Pearson was elected to the Tennessee General Assembly in January 2023. Less than three months later, following a tragic mass shooting in Nashville, he was expelled along with two other legislators for protesting gun violence on the Assembly floor. Local authorities in Memphis and Nashville reinstated Pearson several days later, and when Pearson ran for the office again in August, he won with 94% of the vote.

Born and raised in Memphis and valedictorian of his high school class, Pearson graduated from Bowdoin College in Maine in 2017 with degrees in government and legal studies and education studies. After working in Boston as special assistant to the CEO of Year Up, a national workforce development non-profit, he returned to Memphis and co-founded Memphis Community Against the Pipeline, now known as Memphis Community Against Pollution (MCAP), a coalition of residents and community organizations that defeated a multibillion-dollar crude oil pipeline project.

Pearson’s advocacy and leadership inspired The Sierra Club to recognize him as the 2023 National Changemaker of the Year and The Root magazine to declare him as one of the 100 Most Influential Black Americans in 2022.
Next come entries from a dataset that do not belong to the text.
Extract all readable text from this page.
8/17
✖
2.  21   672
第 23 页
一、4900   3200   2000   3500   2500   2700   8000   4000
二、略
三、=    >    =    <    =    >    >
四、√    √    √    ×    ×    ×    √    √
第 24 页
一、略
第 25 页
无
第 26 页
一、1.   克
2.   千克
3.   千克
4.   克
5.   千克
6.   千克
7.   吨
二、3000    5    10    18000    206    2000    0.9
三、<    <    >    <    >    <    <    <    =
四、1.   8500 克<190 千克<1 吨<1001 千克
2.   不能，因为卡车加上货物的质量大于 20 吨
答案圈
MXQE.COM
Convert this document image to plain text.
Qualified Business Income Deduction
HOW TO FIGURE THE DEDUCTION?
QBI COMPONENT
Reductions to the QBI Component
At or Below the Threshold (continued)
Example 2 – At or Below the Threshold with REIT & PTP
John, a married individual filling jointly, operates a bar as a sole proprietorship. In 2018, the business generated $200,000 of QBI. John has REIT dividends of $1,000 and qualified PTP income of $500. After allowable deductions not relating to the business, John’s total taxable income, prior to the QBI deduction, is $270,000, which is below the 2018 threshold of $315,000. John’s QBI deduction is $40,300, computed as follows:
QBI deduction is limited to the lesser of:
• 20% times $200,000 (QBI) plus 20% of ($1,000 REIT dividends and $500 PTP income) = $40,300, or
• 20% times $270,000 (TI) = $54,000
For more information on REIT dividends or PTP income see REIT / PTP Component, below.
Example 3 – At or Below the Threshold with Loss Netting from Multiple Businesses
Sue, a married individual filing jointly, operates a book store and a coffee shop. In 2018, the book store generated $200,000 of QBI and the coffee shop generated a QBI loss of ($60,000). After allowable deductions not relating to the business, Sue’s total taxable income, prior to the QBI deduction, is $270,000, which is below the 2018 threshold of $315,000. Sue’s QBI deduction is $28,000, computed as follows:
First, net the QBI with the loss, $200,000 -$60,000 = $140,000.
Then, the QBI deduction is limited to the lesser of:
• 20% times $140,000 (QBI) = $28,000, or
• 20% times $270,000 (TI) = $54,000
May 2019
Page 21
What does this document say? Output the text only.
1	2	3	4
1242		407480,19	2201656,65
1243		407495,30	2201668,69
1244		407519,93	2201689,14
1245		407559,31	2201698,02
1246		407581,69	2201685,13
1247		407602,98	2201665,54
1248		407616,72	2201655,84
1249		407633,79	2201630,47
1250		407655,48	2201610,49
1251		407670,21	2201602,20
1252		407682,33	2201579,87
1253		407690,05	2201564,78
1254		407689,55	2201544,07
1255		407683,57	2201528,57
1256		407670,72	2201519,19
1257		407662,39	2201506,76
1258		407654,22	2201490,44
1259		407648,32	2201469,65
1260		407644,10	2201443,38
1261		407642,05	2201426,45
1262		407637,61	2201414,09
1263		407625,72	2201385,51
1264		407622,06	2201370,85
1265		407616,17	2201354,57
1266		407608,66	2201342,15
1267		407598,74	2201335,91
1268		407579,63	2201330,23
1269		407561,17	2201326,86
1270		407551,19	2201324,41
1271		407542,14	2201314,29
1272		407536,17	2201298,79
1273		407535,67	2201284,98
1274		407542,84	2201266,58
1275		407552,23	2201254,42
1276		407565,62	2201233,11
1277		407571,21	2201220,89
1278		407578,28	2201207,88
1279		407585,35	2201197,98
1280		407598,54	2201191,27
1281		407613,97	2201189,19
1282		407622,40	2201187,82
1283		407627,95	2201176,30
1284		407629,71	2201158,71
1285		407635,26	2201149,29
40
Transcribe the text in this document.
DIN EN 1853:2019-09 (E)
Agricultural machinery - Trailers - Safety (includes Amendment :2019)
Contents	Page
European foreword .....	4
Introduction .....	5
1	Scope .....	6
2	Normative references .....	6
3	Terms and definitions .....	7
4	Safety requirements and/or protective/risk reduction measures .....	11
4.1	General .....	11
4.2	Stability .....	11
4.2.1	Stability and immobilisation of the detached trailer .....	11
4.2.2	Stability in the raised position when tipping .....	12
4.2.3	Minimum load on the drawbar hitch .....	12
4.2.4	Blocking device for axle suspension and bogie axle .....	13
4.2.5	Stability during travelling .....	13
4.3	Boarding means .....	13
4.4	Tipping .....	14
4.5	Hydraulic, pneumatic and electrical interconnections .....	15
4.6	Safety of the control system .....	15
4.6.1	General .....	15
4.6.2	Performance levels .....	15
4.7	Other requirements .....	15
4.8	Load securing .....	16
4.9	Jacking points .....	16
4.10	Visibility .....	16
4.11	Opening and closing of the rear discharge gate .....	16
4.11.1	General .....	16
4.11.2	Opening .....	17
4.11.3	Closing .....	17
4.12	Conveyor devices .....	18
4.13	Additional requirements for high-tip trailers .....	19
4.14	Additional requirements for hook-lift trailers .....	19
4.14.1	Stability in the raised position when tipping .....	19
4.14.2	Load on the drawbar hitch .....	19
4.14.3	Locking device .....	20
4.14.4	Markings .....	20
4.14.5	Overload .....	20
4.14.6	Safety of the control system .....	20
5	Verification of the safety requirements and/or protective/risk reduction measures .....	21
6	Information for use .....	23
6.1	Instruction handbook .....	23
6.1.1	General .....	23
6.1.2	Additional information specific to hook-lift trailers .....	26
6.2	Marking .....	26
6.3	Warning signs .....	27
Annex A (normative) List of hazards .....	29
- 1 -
Gilliam, a Los Angeles native, leads Pearson’s campaign and District 86’s community outreach initiatives, and helps shape legislation that focuses on reducing poverty, eradicating gun violence, and enhancing community safety. Before serving as Pearson’s Chief of Staff, Gilliam was a Senior Project Manager at the Center for Justice Innovation, where she provided technical assistance to jurisdictions to help system leaders develop and launch alternatives to incarceration programs.

During her undergraduate and graduate coursework, Gilliam engaged in research and social justice service. In 2016, Gilliam was one of 30 scholars selected out of 200 applicants to the Princeton University Woodrow Wilson School of Public Affairs’s Junior Summer Institute, where she completed graduate-level coursework and drafted policy memorandums and a comprehensive report on Medicaid expansions in the state of Florida.

At Beloit College, where she earned a bachelor’s degree in political science and Russian, Gilliam was a Ronald E. McNair Undergraduate Research Scholar and explored the concept of race in 18th and 19th century Russia and designed and implemented an independent research project entitled “Black Russians? Gannibal, Pushkin, and the Other in Russian Perceptions of Race,” that was published in The Birch Undergraduate Research Journal at Columbia University. In addition to her academic pursuits, Gilliam founded and coordinated DreamGirls, a support group that created a safe space for Black women at Beloit.

Gilliam earned a master’s in public policy and later received the 2023 Bruin Excellence in Civic Engagement Award from the prestigious UCLA Luskin School of Public Affairs. Gilliam will attend the University of Memphis School of Law this fall.